The Great ICP Squeeze: Inside DFINITY’s Radical Mission 70 Economic Upgrade
DFINITY is executing "Mission 70," a massive multi-step overhaul designed to slash the Internet Computer (ICP) token inflation by 70% by the end of 2026. Through NNS Proposal 1408, the network has successfully reduced node and staking rewards, steering the protocol toward a deflationary sovereign cloud model.
Key takeaways
- • DFINITY is executing "Mission 70," a massive multi-step overhaul designed to slash the Internet Computer (ICP) token inflation by 70% by the end of 2026
- • Through NNS Proposal 1408, the network has successfully reduced node and staking rewards, steering the protocol toward a deflationary sovereign cloud model

The Great ICP Squeeze: Inside DFINITY’s Radical Mission 70 Economic Upgrade
The Internet Computer Protocol (ICP) has long been celebrated for its ambitious technical capabilities, but its economic model has historically drawn scrutiny due to token inflation. Now, the DFINITY Foundation is staging a massive economic intervention. Dubbed "Mission 70," this multi-stage initiative aims to slash annual ICP token inflation by a staggering 70% by the end of 2026, transitioning the network from a heavily subsidized system into a self-sustaining, deflationary world computer.
The first major milestone of this overhaul has officially gone live.

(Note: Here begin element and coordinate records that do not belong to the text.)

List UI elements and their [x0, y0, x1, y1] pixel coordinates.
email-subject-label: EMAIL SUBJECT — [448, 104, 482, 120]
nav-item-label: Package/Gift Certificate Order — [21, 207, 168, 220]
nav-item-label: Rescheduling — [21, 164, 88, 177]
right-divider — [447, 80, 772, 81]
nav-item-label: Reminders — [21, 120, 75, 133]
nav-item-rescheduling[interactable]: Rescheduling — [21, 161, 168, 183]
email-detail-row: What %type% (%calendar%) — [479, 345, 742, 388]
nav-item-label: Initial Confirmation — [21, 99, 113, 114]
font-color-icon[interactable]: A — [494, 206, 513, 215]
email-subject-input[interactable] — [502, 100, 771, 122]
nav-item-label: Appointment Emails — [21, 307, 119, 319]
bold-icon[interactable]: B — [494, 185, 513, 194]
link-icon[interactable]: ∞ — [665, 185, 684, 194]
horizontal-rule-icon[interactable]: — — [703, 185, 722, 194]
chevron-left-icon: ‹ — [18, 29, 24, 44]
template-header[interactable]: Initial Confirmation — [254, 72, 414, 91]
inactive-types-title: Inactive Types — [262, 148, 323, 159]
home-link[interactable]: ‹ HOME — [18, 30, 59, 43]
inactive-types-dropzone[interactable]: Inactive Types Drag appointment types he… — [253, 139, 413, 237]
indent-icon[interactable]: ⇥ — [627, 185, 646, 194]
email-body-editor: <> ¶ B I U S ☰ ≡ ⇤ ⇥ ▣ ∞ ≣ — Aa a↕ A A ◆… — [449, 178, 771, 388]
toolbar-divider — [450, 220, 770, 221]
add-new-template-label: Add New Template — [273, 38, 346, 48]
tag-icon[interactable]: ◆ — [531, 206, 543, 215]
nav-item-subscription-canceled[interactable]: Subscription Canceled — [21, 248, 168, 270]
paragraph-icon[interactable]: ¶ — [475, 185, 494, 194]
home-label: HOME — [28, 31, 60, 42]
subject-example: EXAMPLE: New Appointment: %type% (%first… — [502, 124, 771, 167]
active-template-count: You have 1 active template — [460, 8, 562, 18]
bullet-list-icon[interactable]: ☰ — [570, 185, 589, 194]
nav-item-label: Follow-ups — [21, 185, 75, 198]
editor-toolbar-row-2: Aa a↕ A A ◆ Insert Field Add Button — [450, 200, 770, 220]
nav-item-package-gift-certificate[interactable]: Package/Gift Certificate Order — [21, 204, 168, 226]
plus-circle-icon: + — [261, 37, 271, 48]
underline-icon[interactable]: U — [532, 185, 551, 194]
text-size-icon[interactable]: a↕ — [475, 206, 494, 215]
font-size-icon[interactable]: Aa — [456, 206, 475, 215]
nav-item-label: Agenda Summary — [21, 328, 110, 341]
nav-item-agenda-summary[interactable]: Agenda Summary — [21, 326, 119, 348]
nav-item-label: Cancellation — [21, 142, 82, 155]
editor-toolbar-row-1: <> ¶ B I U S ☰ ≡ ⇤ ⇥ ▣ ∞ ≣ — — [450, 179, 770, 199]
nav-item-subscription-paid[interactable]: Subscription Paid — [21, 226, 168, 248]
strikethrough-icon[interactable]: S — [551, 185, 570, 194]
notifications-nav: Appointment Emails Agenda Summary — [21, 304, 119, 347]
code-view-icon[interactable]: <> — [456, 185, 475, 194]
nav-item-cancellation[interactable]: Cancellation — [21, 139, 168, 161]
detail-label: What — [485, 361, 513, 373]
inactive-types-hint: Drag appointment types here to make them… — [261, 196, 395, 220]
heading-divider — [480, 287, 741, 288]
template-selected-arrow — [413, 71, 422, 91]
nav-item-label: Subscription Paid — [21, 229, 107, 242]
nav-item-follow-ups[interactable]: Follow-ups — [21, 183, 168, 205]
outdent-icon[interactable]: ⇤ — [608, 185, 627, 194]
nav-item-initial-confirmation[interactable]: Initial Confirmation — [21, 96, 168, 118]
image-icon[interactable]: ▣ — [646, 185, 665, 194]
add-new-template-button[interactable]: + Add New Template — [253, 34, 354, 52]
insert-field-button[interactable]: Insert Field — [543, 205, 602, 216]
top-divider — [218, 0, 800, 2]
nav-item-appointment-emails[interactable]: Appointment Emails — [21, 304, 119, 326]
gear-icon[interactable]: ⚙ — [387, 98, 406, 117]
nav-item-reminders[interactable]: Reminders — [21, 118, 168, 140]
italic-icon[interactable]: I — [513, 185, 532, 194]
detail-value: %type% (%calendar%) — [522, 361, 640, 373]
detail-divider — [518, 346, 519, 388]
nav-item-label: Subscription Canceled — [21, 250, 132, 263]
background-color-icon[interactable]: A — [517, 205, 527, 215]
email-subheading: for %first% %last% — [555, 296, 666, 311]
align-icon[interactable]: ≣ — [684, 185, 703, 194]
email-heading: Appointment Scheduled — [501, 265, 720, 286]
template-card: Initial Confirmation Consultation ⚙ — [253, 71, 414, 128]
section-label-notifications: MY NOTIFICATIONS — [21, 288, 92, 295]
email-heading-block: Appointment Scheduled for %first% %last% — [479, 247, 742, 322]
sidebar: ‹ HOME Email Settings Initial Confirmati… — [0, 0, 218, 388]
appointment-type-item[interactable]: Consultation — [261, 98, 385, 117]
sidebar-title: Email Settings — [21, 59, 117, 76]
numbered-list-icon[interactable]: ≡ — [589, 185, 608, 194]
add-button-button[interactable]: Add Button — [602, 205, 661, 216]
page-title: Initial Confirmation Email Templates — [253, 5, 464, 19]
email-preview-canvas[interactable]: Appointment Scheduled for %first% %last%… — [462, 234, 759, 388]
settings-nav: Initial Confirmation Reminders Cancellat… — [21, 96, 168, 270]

Through NNS Proposal 1408, which was recently approved and executed by the protocol's decentralized Network Nervous System (NNS), step one of Mission 70 has officially altered the network's tokenomics.
Part 1: The Supply-Side Squeeze
Historically, newly minted ICP tokens have been generated to fund two main components: staking/voting rewards for governance participants, and fixed monthly payouts to the physical node operators powering the decentralized network.
Under Step 1 of Mission 70, these supply-side emissions are being aggressively curtailed:
- Staking Rewards Cut: Annual governance voting rewards have dropped from 5.88% to 3.45%, representing a nearly 37% decrease. Shorter maximum neuron dissolve delays are also slated to decrease long-term liabilities.
- Node Rewards Slashed: Incentives for legacy Gen-1 node operators have been cut by 40%, dropping overall node rewards from 3.84% to 1.97%.
Combined, these initial measures have successfully knocked the network's annual minting rate down from 9.72% to 5.42%—a 44% relative reduction.
Part 2: Sparking the Deflationary Burn
While supply cuts do the heavy lifting early on, reaching the full 70% inflation reduction target (landing at a lean 2.92% annual rate) relies on demand-side acceleration. To offset the remaining 26% of inflation, DFINITY is shifting node providers away from flat subsidies toward variable, market-based compensation.
Instead of flat-rate payouts, node operators will increasingly generate revenue based on network usage. Crucially, the Mission 70 framework dictates that 20% of network engine revenues will be redirected to buy back and burn ICP tokens directly from the market. The network is targeting a massive 15-fold increase in its cycle burn rate, moving from 0.05 XDR per second to 0.77 XDR per second.
Why It Matters
This is not just a tweak to a crypto protocol; it is a fundamental shift in how decentralized networks balance growth with scarcity. By aggressively tackling inflation while building structural buying pressure, DFINITY is attempting to align ICP's token price with the real-world utility of its global sovereign cloud. If successful, Mission 70 could establish a blueprint for how modern layer-1 blockchains transition from hyper-inflationary bootstrap phases to highly efficient, market-driven economic engines.